Di antara bentuk bakti terbaik seorang anak kepada orang tuanya di usia lanjutnya adalah membantu menyibukkan mereka dengan ibadah dan beramal shalih. Orang yang sudah berusia senja sesungguhnya lebih dekat dengan kematian lantaran telah menghabiskan jatah usianya.

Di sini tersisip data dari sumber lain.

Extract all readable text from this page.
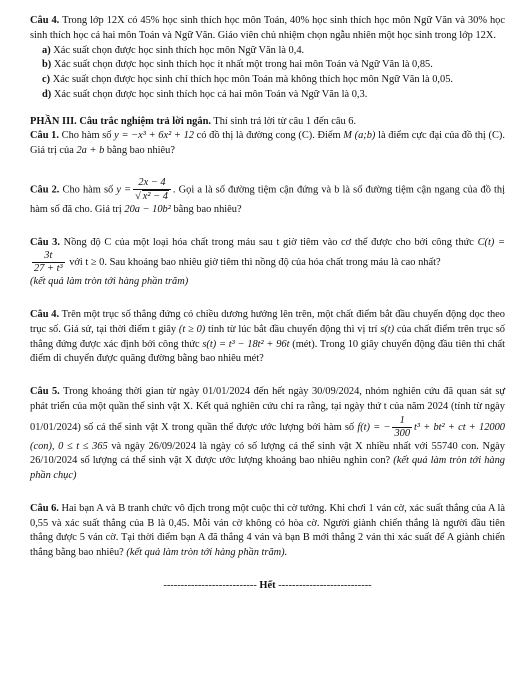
Câu 4. Trong lớp 12X có 45% học sinh thích học môn Toán, 40% học sinh thích học môn Ngữ Văn và 30% học sinh thích học cả hai môn Toán và Ngữ Văn. Giáo viên chủ nhiệm chọn ngẫu nhiên một học sinh trong lớp 12X.

a) Xác suất chọn được học sinh thích học môn Ngữ Văn là 0,4.

b) Xác suất chọn được học sinh thích học ít nhất một trong hai môn Toán và Ngữ Văn là 0,85.

c) Xác suất chọn được học sinh chỉ thích học môn Toán mà không thích học môn Ngữ Văn là 0,05.

d) Xác suất chọn được học sinh thích học cả hai môn Toán và Ngữ Văn là 0,3.

PHẦN III. Câu trắc nghiệm trả lời ngắn. Thí sinh trả lời từ câu 1 đến câu 6.

Câu 1. Cho hàm số y = −x³ + 6x² + 12 có đồ thị là đường cong (C). Điểm M (a;b) là điểm cực đại của đồ thị (C). Giá trị của 2a + b bằng bao nhiêu?

Câu 2. Cho hàm số $y = \frac{2x - 4}{\text{√ x² − 4}}$ . Gọi a là số đường tiệm cận đứng và b là số đường tiệm cận ngang của đồ thị hàm số đã cho. Giá trị 20a − 10b² bằng bao nhiêu?

Câu 3. Nồng độ C của một loại hóa chất trong máu sau t giờ tiêm vào cơ thể được cho bởi công thức C(t) =
$\frac{3t}{\text{27 + t³}}$ với t ≥ 0. Sau khoảng bao nhiêu giờ tiêm thì nồng độ của hóa chất trong máu là cao nhất?
(kết quả làm tròn tới hàng phần trăm)

Câu 4. Trên một trục số thẳng đứng có chiều dương hướng lên trên, một chất điểm bắt đầu chuyển động dọc theo trục số. Giả sử, tại thời điểm t giây (t ≥ 0) tính từ lúc bắt đầu chuyển động thì vị trí s(t) của chất điểm trên trục số thẳng đứng được xác định bởi công thức s(t) = t³ − 18t² + 96t (mét). Trong 10 giây chuyển động đầu tiên thì chất điểm di chuyển được quãng đường bằng bao nhiêu mét?

Câu 5. Trong khoảng thời gian từ ngày 01/01/2024 đến hết ngày 30/09/2024, nhóm nghiên cứu đã quan sát sự phát triển của một quần thể sinh vật X. Kết quả nghiên cứu chỉ ra rằng, tại ngày thứ t của năm 2024 (tính từ ngày 01/01/2024) số cá thể sinh vật X trong quần thể được ước lượng bởi hàm số f(t) = − $\frac{1}{300} t^3 + bt^2$ + ct + 12000 (con), 0 ≤ t ≤ 365 và ngày 26/09/2024 là ngày có số lượng cá thể sinh vật X nhiều nhất với 55740 con. Ngày 26/10/2024 số lượng cá thể sinh vật X được ước lượng khoảng bao nhiêu nghìn con? (kết quả làm tròn tới hàng phần chục)

Câu 6. Hai bạn A và B tranh chức vô địch trong một cuộc thi cờ tướng. Khi chơi 1 ván cờ, xác suất thắng của A là 0,55 và xác suất thắng của B là 0,45. Mỗi ván cờ không có hòa cờ. Người giành chiến thắng là người đầu tiên thắng được 5 ván cờ. Tại thời điểm bạn A đã thắng 4 ván và bạn B mới thắng 2 ván thì xác suất để A giành chiến thắng bằng bao nhiêu? (kết quả làm tròn tới hàng phần trăm).

--------------------------- Hết ---------------------------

Ingatkan mereka untuk lebih memperhatikan amalan-amalan wajib, sebab ibadah-ibadah yang bersifat fardhu ‘ain merupakan kewajiban yang bersifat individual yang harus ditegakkan sendiri-sendiri. Ajarkan berbagai amalan-amalan sunnah yang ringan namun berpahala besar, seperti berdzikir dan membaca shalawat. Ajak menghadiri majelis ilmu, ajak untuk terlibat dalam kegiatan-kegiatan sosial yang bermanfaat, dan seterusnya.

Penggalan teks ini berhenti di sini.